Count Stacy Perman in, too. “Amazon Best of the Month, April 2009: [A] chronicle of how a family-run California hamburger joint went on to become an American pop culture icon…. If you’ve never had an In-N-Out burger, Perman’s book just might inspire you to find a good reason to get yourself to Southern California and seek out an off-the-menu 3×3 with a side of Animal Style fries.” BRAD THOMAS PARSONS Intriguing video of Stacy, too.
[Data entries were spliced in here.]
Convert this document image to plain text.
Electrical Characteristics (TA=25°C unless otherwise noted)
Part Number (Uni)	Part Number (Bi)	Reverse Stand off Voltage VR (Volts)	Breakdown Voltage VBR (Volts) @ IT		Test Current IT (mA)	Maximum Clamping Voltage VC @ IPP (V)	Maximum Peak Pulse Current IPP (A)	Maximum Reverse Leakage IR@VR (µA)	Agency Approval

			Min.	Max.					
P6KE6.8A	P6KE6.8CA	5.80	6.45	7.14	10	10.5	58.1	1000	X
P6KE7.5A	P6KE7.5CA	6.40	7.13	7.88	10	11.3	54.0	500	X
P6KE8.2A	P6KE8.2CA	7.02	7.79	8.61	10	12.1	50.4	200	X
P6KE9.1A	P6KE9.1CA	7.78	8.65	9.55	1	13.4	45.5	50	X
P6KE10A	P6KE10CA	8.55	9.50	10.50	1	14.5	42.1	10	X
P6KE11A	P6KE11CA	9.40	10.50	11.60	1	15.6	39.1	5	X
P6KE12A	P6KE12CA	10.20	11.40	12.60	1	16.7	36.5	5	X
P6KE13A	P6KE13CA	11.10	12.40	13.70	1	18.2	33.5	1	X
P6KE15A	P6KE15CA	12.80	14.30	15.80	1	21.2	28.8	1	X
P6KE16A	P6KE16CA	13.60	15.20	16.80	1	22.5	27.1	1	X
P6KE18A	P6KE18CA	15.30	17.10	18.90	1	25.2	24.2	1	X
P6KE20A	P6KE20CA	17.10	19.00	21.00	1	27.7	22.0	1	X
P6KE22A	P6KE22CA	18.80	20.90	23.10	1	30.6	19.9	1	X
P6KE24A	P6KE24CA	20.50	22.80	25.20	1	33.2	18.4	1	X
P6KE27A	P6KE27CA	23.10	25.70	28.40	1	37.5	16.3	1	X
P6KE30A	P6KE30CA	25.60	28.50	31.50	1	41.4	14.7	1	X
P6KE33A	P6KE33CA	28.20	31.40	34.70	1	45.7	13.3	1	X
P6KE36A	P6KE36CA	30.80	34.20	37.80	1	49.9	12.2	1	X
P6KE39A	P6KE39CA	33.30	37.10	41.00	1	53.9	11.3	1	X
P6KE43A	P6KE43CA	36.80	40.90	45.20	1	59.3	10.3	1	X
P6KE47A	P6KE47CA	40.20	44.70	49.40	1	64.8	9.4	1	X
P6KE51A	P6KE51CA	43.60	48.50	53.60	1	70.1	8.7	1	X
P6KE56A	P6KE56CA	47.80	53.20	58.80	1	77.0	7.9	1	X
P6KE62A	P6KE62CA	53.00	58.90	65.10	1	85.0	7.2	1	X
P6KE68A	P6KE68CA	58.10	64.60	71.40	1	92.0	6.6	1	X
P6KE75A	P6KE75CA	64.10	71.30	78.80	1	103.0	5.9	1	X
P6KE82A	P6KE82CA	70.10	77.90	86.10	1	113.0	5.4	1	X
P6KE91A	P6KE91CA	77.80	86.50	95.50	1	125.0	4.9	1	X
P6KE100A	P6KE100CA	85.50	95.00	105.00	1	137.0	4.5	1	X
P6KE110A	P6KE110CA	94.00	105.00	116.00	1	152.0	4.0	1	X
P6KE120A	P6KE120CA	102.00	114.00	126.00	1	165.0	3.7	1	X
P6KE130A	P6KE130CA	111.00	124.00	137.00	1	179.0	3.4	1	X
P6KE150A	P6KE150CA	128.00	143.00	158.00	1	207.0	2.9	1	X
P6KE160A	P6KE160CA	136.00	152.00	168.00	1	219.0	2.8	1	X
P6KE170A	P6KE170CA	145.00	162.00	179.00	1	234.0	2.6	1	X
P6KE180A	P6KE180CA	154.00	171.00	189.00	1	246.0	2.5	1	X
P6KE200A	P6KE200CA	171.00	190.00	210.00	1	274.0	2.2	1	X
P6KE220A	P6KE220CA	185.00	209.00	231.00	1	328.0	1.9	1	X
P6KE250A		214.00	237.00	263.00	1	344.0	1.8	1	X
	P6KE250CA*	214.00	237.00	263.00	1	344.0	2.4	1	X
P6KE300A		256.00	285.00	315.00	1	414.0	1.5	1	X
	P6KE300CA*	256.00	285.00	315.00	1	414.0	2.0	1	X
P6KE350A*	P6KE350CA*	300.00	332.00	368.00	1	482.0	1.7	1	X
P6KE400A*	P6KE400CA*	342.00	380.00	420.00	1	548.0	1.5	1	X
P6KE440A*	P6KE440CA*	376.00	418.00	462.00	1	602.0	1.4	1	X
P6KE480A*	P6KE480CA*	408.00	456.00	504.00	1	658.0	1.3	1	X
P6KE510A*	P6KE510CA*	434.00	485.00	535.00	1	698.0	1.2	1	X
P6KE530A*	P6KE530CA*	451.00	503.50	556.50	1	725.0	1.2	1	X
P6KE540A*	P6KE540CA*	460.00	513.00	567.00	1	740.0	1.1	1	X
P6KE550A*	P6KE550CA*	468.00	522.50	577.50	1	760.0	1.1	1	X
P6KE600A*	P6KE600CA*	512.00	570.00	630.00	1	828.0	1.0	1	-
Sandra Dallas wowed ’em. “In her charming new novel, Dallas (The Persian Pickle Club; Tallgrass; etc.) offers up the unconventional friendship between Hennie Comfort, a natural storyteller entering the twilight of her life, and Nit Spindle, a naïve young newlywed, forged in the isolated mining town of Middle Swan, Colo., in 1936…. This satisfying novel will immediately draw readers into Hennie and Nit’s lives, and the unexpected twists will keep them hooked through to the bittersweet denouement.” PUBLISHERS WEEKLY “*Starred Review* Like the lives narrated, this novel, by the author of Tallgrass (2007), runs the gamut of heartache, hardship, and happiness as Dallas skillfully weaves past into present and surprises everyone at the end. Fans of Lee Smith (Fair and Tender Ladies, 1988), Sue Monk Kidd (The Secret Life of Bees, 2002), and Kaye Gibbons (Charms for the Easy Life, 2003), will love this book.” JEN BAKER, Booklist

Ellen Spragins gathers more insights. “Spragins’s ingenious book is the rare self-help volume that young women would elect to read and decidedly enjoy. The author profiles 35 highly accomplished women and asks them to write a letter of counsel or encouragement addressed to their younger selves. The result is a collection of life directives that are highly personal and disarmingly honest…. This book offers sound advice and is highly recommended for women just starting out.” — PUBLISHERS WEEKLY “Candid and sometimes surprising letters…It’s hard not to relate to these letters on one level or another…Readers will leave If I’d Known Then inspired to look back on their own lives and write their own missive to themselves.” — DESERET NEWS

2008

Lindsey Gerdes launched this intriguing idea for up-and-comers.

Lou Lavelle, a datameister ahead of his time, pulled together a helpful guide. Aspiring MBAs, no doubt, took note.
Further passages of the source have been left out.